Nope, the only time I've been off the jo in the last 15 years or so was when I was pregnant, and that was NOT because of any self-control (hah!) but because my body just said NO WAY any time you are in the same room with this stuff it will be to you as a great toxic vapour making your head and bowels wish to explode, yea, simultanously. It seriously said that. But a few weeks after both kids were born, BAM, the vapours receded.

I have my own personal pregnancy test that's free. It's called "Want coffee? No? Then you're pregnant. Have a nice day."

thomasw said...

jenny, thanks for the reply. Your syllogism is very clever:)

the case of chaste man is an interesting point. I think it applies rather differently than fasting from 'what-you'd-like' with regard to foods, in that the chaste man is refraining from smoooching, etc., (especially the et cetera :)) on non-fast days and during fasting days. Whereas the unchaste man, i.e., someone like me, tends to refrain from the 'et cetera' during fast times only and even then, with the consent of my beloved. Hence the great virtue of chastity seems to be a thing like honesty or courage wherein the chaste/honest/courageous man retains these virtues not more or less, but always constantly in spite of whether it is Lent or not. Thus being chaste is absolute and doesn't depend on the calendar, whereas fasting for us is not absolute and is situational.

With fasting from food this always done more during certain times or days. It is never the case that the chaste man or woman is sometimes supposed to be 'more' chaste. So I think the distinction holds between chastity and fasting from certain foods.

Your syllogism had me rolling on the floor laughing with tears, as it was quite clever:)

MatJenny said...

But I was making the analogy in a much more specific way. A vegan practices abstinence from meat and dairy on moral grounds (right or wrong) and a celibate (I should have said) abstains from sex on moral grounds (right or wrong). To expect a vegan to violate their conscience in Lent and eat shellfish (whether they are delusional or not) is the same /in a sense/ as asking a celibate to fornicate in Lent, as though Lent were just one big "opposite day" where the tables are turned no matter what.

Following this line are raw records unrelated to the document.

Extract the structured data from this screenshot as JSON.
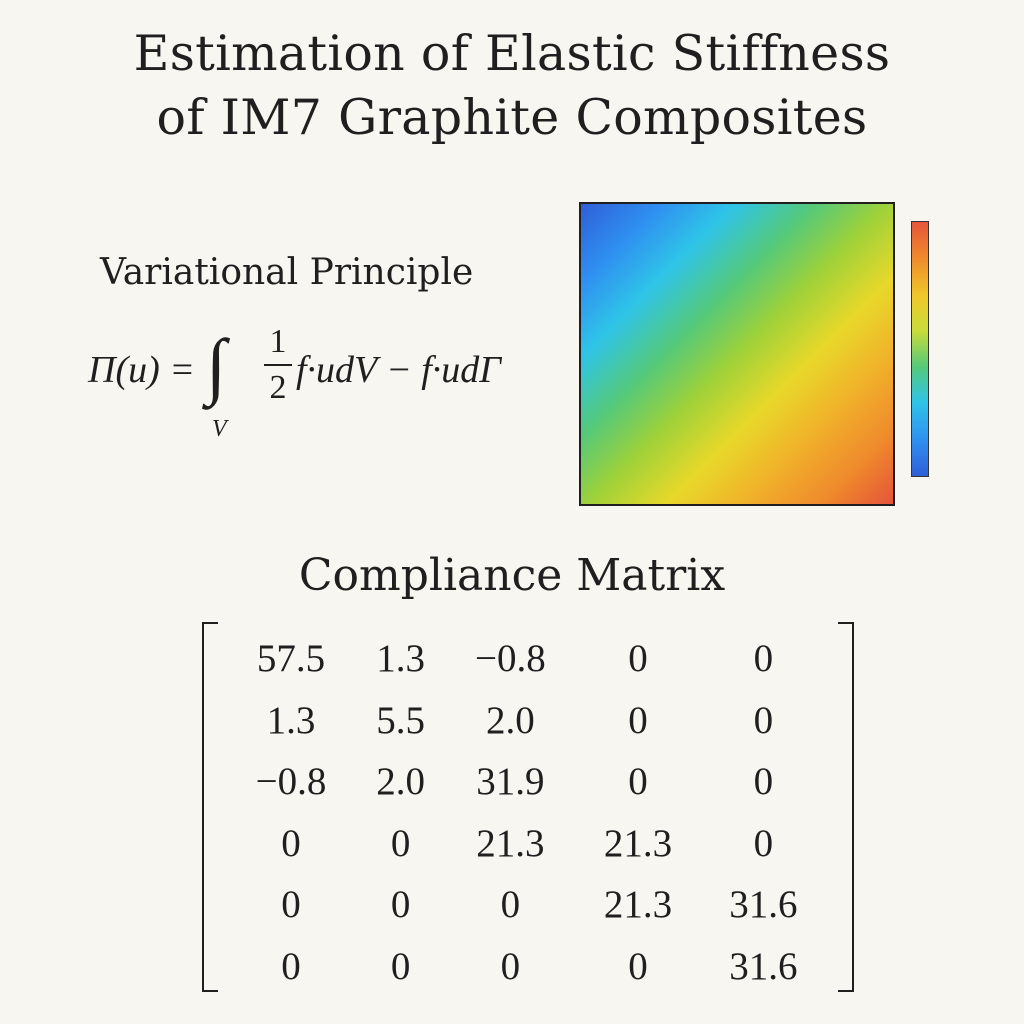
{
  "title": {
    "line1": "Estimation of Elastic Stiffness",
    "line2": "of IM7 Graphite Composites"
  },
  "variational": {
    "heading": "Variational Principle",
    "equation": {
      "lhs": "Π(u) =",
      "integral": "∫",
      "subscript": "V",
      "fraction_num": "1",
      "fraction_den": "2",
      "rhs": "f·udV − f·udΓ"
    }
  },
  "contour_plot": {
    "colormap": [
      "#2f5fd8",
      "#2f8ff0",
      "#2fc4e8",
      "#54c97a",
      "#9ed13a",
      "#e8d82a",
      "#f0b32a",
      "#ef8a2c",
      "#e5543a"
    ],
    "gradient_direction": "top-left to bottom-right",
    "colorbar_colors": [
      "#e5543a",
      "#ef8a2c",
      "#f0c82a",
      "#c8dc3a",
      "#54c97a",
      "#2fc4e8",
      "#2f8ff0",
      "#2f5fd8"
    ]
  },
  "compliance": {
    "heading": "Compliance Matrix",
    "rows": [
      [
        "57.5",
        "1.3",
        "−0.8",
        "0",
        "0"
      ],
      [
        "1.3",
        "5.5",
        "2.0",
        "0",
        "0"
      ],
      [
        "−0.8",
        "2.0",
        "31.9",
        "0",
        "0"
      ],
      [
        "0",
        "0",
        "21.3",
        "21.3",
        "0"
      ],
      [
        "0",
        "0",
        "0",
        "21.3",
        "31.6"
      ],
      [
        "0",
        "0",
        "0",
        "0",
        "31.6"
      ]
    ]
  }
}
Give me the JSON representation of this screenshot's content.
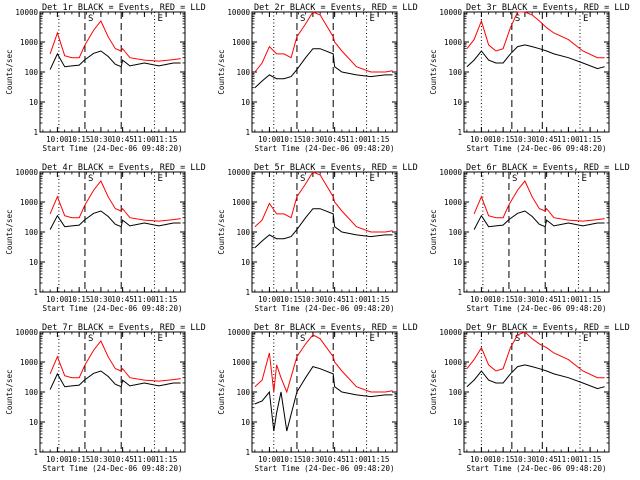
{
  "page": {
    "ylabel": "Counts/sec",
    "xlabel": "Start Time (24-Dec-06 09:48:20)",
    "xticks": [
      "10:00",
      "10:15",
      "10:30",
      "10:45",
      "11:00",
      "11:15"
    ],
    "yticks": [
      "1",
      "10",
      "100",
      "1000",
      "10000"
    ],
    "markers": [
      "S",
      "E"
    ],
    "colors": {
      "events": "#000000",
      "lld": "#ff0000",
      "axes": "#000000"
    }
  },
  "chart_data": [
    {
      "type": "line",
      "title": "Det 1r BLACK = Events, RED = LLD",
      "xlabel": "Start Time (24-Dec-06 09:48:20)",
      "ylabel": "Counts/sec",
      "xlim": [
        "09:48",
        "11:28"
      ],
      "ylim": [
        1,
        10000
      ],
      "yscale": "log",
      "x": [
        "09:55",
        "10:00",
        "10:05",
        "10:10",
        "10:15",
        "10:19",
        "10:25",
        "10:30",
        "10:35",
        "10:40",
        "10:44",
        "10:45",
        "10:50",
        "11:00",
        "11:10",
        "11:20",
        "11:25"
      ],
      "series": [
        {
          "name": "Events",
          "values": [
            120,
            400,
            150,
            160,
            170,
            260,
            420,
            500,
            330,
            180,
            150,
            250,
            160,
            200,
            160,
            200,
            200
          ]
        },
        {
          "name": "LLD",
          "values": [
            400,
            2000,
            350,
            300,
            300,
            800,
            2500,
            5000,
            1500,
            600,
            500,
            600,
            300,
            250,
            230,
            260,
            280
          ]
        }
      ],
      "vlines_dashed": [
        "10:19",
        "10:44"
      ],
      "vlines_dotted": [
        "10:01",
        "11:07"
      ]
    },
    {
      "type": "line",
      "title": "Det 2r BLACK = Events, RED = LLD",
      "xlabel": "Start Time (24-Dec-06 09:48:20)",
      "ylabel": "Counts/sec",
      "xlim": [
        "09:48",
        "11:28"
      ],
      "ylim": [
        1,
        10000
      ],
      "yscale": "log",
      "x": [
        "09:50",
        "09:55",
        "10:00",
        "10:05",
        "10:10",
        "10:15",
        "10:19",
        "10:25",
        "10:30",
        "10:35",
        "10:44",
        "10:45",
        "10:50",
        "11:00",
        "11:10",
        "11:20",
        "11:25"
      ],
      "series": [
        {
          "name": "Events",
          "values": [
            30,
            50,
            80,
            60,
            60,
            70,
            120,
            300,
            600,
            600,
            400,
            150,
            100,
            80,
            70,
            80,
            80
          ]
        },
        {
          "name": "LLD",
          "values": [
            100,
            200,
            700,
            400,
            400,
            300,
            1500,
            4000,
            10000,
            8000,
            1500,
            1000,
            500,
            150,
            100,
            100,
            110
          ]
        }
      ],
      "vlines_dashed": [
        "10:19",
        "10:44"
      ],
      "vlines_dotted": [
        "10:03",
        "11:07"
      ]
    },
    {
      "type": "line",
      "title": "Det 3r BLACK = Events, RED = LLD",
      "xlabel": "Start Time (24-Dec-06 09:48:20)",
      "ylabel": "Counts/sec",
      "xlim": [
        "09:48",
        "11:28"
      ],
      "ylim": [
        1,
        10000
      ],
      "yscale": "log",
      "x": [
        "09:50",
        "09:55",
        "10:00",
        "10:05",
        "10:10",
        "10:15",
        "10:20",
        "10:25",
        "10:30",
        "10:35",
        "10:40",
        "10:45",
        "10:50",
        "11:00",
        "11:10",
        "11:20",
        "11:25"
      ],
      "series": [
        {
          "name": "Events",
          "values": [
            150,
            250,
            500,
            250,
            200,
            200,
            400,
            700,
            800,
            700,
            600,
            500,
            400,
            300,
            200,
            130,
            150
          ]
        },
        {
          "name": "LLD",
          "values": [
            600,
            1200,
            5000,
            800,
            500,
            600,
            3000,
            10000,
            10000,
            8000,
            5000,
            3000,
            2000,
            1200,
            500,
            300,
            300
          ]
        }
      ],
      "vlines_dashed": [
        "10:21",
        "10:42"
      ],
      "vlines_dotted": [
        "10:00",
        "11:08"
      ]
    },
    {
      "type": "line",
      "title": "Det 4r BLACK = Events, RED = LLD",
      "xlabel": "Start Time (24-Dec-06 09:48:20)",
      "ylabel": "Counts/sec",
      "xlim": [
        "09:48",
        "11:28"
      ],
      "ylim": [
        1,
        10000
      ],
      "yscale": "log",
      "x": [
        "09:55",
        "10:00",
        "10:05",
        "10:10",
        "10:15",
        "10:19",
        "10:25",
        "10:30",
        "10:35",
        "10:40",
        "10:44",
        "10:45",
        "10:50",
        "11:00",
        "11:10",
        "11:20",
        "11:25"
      ],
      "series": [
        {
          "name": "Events",
          "values": [
            120,
            350,
            150,
            160,
            170,
            260,
            420,
            500,
            330,
            180,
            150,
            250,
            160,
            200,
            160,
            200,
            200
          ]
        },
        {
          "name": "LLD",
          "values": [
            400,
            1500,
            350,
            300,
            300,
            800,
            2500,
            5000,
            1500,
            600,
            500,
            600,
            300,
            250,
            230,
            260,
            280
          ]
        }
      ],
      "vlines_dashed": [
        "10:19",
        "10:44"
      ],
      "vlines_dotted": [
        "10:01",
        "11:07"
      ]
    },
    {
      "type": "line",
      "title": "Det 5r BLACK = Events, RED = LLD",
      "xlabel": "Start Time (24-Dec-06 09:48:20)",
      "ylabel": "Counts/sec",
      "xlim": [
        "09:48",
        "11:28"
      ],
      "ylim": [
        1,
        10000
      ],
      "yscale": "log",
      "x": [
        "09:50",
        "09:55",
        "10:00",
        "10:05",
        "10:10",
        "10:15",
        "10:19",
        "10:25",
        "10:30",
        "10:35",
        "10:44",
        "10:45",
        "10:50",
        "11:00",
        "11:10",
        "11:20",
        "11:25"
      ],
      "series": [
        {
          "name": "Events",
          "values": [
            30,
            50,
            80,
            60,
            60,
            70,
            120,
            300,
            600,
            600,
            400,
            150,
            100,
            80,
            70,
            80,
            80
          ]
        },
        {
          "name": "LLD",
          "values": [
            150,
            250,
            900,
            400,
            400,
            300,
            1500,
            4000,
            10000,
            8000,
            1500,
            1000,
            500,
            150,
            100,
            100,
            110
          ]
        }
      ],
      "vlines_dashed": [
        "10:19",
        "10:44"
      ],
      "vlines_dotted": [
        "10:03",
        "11:07"
      ]
    },
    {
      "type": "line",
      "title": "Det 6r BLACK = Events, RED = LLD",
      "xlabel": "Start Time (24-Dec-06 09:48:20)",
      "ylabel": "Counts/sec",
      "xlim": [
        "09:48",
        "11:28"
      ],
      "ylim": [
        1,
        10000
      ],
      "yscale": "log",
      "x": [
        "09:55",
        "10:00",
        "10:05",
        "10:10",
        "10:15",
        "10:19",
        "10:25",
        "10:30",
        "10:35",
        "10:40",
        "10:44",
        "10:45",
        "10:50",
        "11:00",
        "11:10",
        "11:20",
        "11:25"
      ],
      "series": [
        {
          "name": "Events",
          "values": [
            120,
            350,
            150,
            160,
            170,
            260,
            420,
            500,
            330,
            180,
            150,
            250,
            160,
            200,
            160,
            200,
            200
          ]
        },
        {
          "name": "LLD",
          "values": [
            400,
            1500,
            350,
            300,
            300,
            800,
            2500,
            5000,
            1500,
            600,
            500,
            600,
            300,
            250,
            230,
            260,
            280
          ]
        }
      ],
      "vlines_dashed": [
        "10:19",
        "10:44"
      ],
      "vlines_dotted": [
        "10:01",
        "11:07"
      ]
    },
    {
      "type": "line",
      "title": "Det 7r BLACK = Events, RED = LLD",
      "xlabel": "Start Time (24-Dec-06 09:48:20)",
      "ylabel": "Counts/sec",
      "xlim": [
        "09:48",
        "11:28"
      ],
      "ylim": [
        1,
        10000
      ],
      "yscale": "log",
      "x": [
        "09:55",
        "10:00",
        "10:05",
        "10:10",
        "10:15",
        "10:19",
        "10:25",
        "10:30",
        "10:35",
        "10:40",
        "10:44",
        "10:45",
        "10:50",
        "11:00",
        "11:10",
        "11:20",
        "11:25"
      ],
      "series": [
        {
          "name": "Events",
          "values": [
            120,
            400,
            150,
            160,
            170,
            260,
            420,
            500,
            330,
            180,
            150,
            250,
            160,
            200,
            160,
            200,
            200
          ]
        },
        {
          "name": "LLD",
          "values": [
            400,
            1500,
            350,
            300,
            300,
            800,
            2500,
            5000,
            1500,
            600,
            500,
            600,
            300,
            250,
            230,
            260,
            280
          ]
        }
      ],
      "vlines_dashed": [
        "10:19",
        "10:44"
      ],
      "vlines_dotted": [
        "10:01",
        "11:07"
      ]
    },
    {
      "type": "line",
      "title": "Det 8r BLACK = Events, RED = LLD",
      "xlabel": "Start Time (24-Dec-06 09:48:20)",
      "ylabel": "Counts/sec",
      "xlim": [
        "09:48",
        "11:28"
      ],
      "ylim": [
        1,
        10000
      ],
      "yscale": "log",
      "x": [
        "09:50",
        "09:55",
        "10:00",
        "10:03",
        "10:05",
        "10:08",
        "10:12",
        "10:19",
        "10:25",
        "10:30",
        "10:35",
        "10:44",
        "10:45",
        "10:50",
        "11:00",
        "11:10",
        "11:20",
        "11:25"
      ],
      "series": [
        {
          "name": "Events",
          "values": [
            40,
            50,
            100,
            5,
            20,
            100,
            5,
            100,
            300,
            700,
            600,
            400,
            150,
            100,
            80,
            70,
            80,
            80
          ]
        },
        {
          "name": "LLD",
          "values": [
            150,
            250,
            2000,
            100,
            800,
            300,
            100,
            1500,
            4000,
            8000,
            6000,
            1500,
            1000,
            500,
            150,
            100,
            100,
            110
          ]
        }
      ],
      "vlines_dashed": [
        "10:19",
        "10:44"
      ],
      "vlines_dotted": [
        "10:03",
        "11:07"
      ]
    },
    {
      "type": "line",
      "title": "Det 9r BLACK = Events, RED = LLD",
      "xlabel": "Start Time (24-Dec-06 09:48:20)",
      "ylabel": "Counts/sec",
      "xlim": [
        "09:48",
        "11:28"
      ],
      "ylim": [
        1,
        10000
      ],
      "yscale": "log",
      "x": [
        "09:50",
        "09:55",
        "10:00",
        "10:05",
        "10:10",
        "10:15",
        "10:20",
        "10:25",
        "10:30",
        "10:35",
        "10:40",
        "10:45",
        "10:50",
        "11:00",
        "11:10",
        "11:20",
        "11:25"
      ],
      "series": [
        {
          "name": "Events",
          "values": [
            150,
            250,
            500,
            250,
            200,
            200,
            400,
            700,
            800,
            700,
            600,
            500,
            400,
            300,
            200,
            130,
            150
          ]
        },
        {
          "name": "LLD",
          "values": [
            600,
            1200,
            3000,
            800,
            500,
            600,
            3000,
            8000,
            10000,
            6000,
            4000,
            3000,
            2000,
            1200,
            500,
            300,
            300
          ]
        }
      ],
      "vlines_dashed": [
        "10:21",
        "10:42"
      ],
      "vlines_dotted": [
        "10:00",
        "11:08"
      ]
    }
  ]
}
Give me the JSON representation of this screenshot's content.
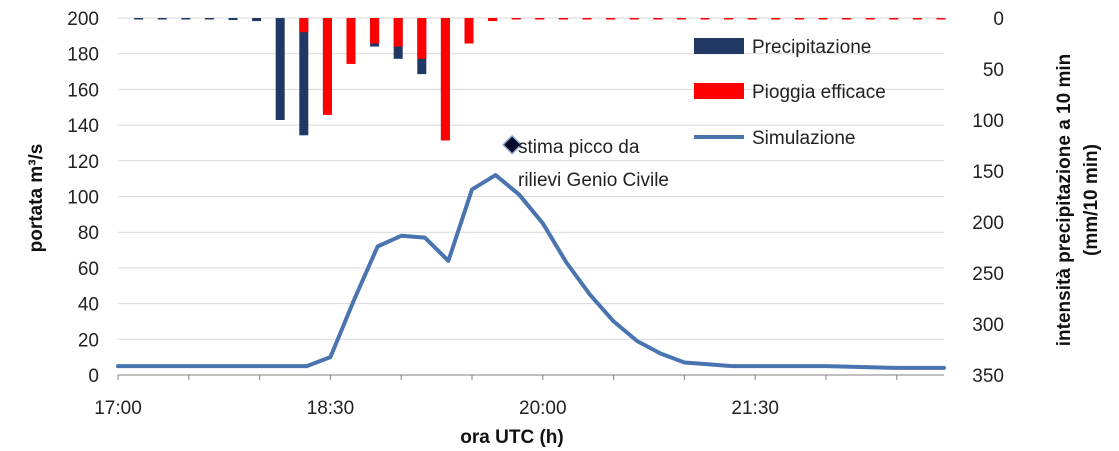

I am just saying that one must still follow one's conscience in Lent, even if violating it /would/ bring about a certain kind of humility. I believe this was Rasputin's logic for getting a lotta ladies into the sack -- pride is the only real sin; if you are virtuous then you must be proud; therefore, baby, let's get it on! Or have some shrimp, whatever.

Where of course the analogy breaks down is that sex outside of marriage is immoral in an absolute way, whereas eating meat is not. But I do think there is a way of eating that is immoral too, and it is this way, I believe, that we are increasingly complicit in when we refuse to see what our 'tastes' do to the world and to other people. We drink, and eat, iniquity like water.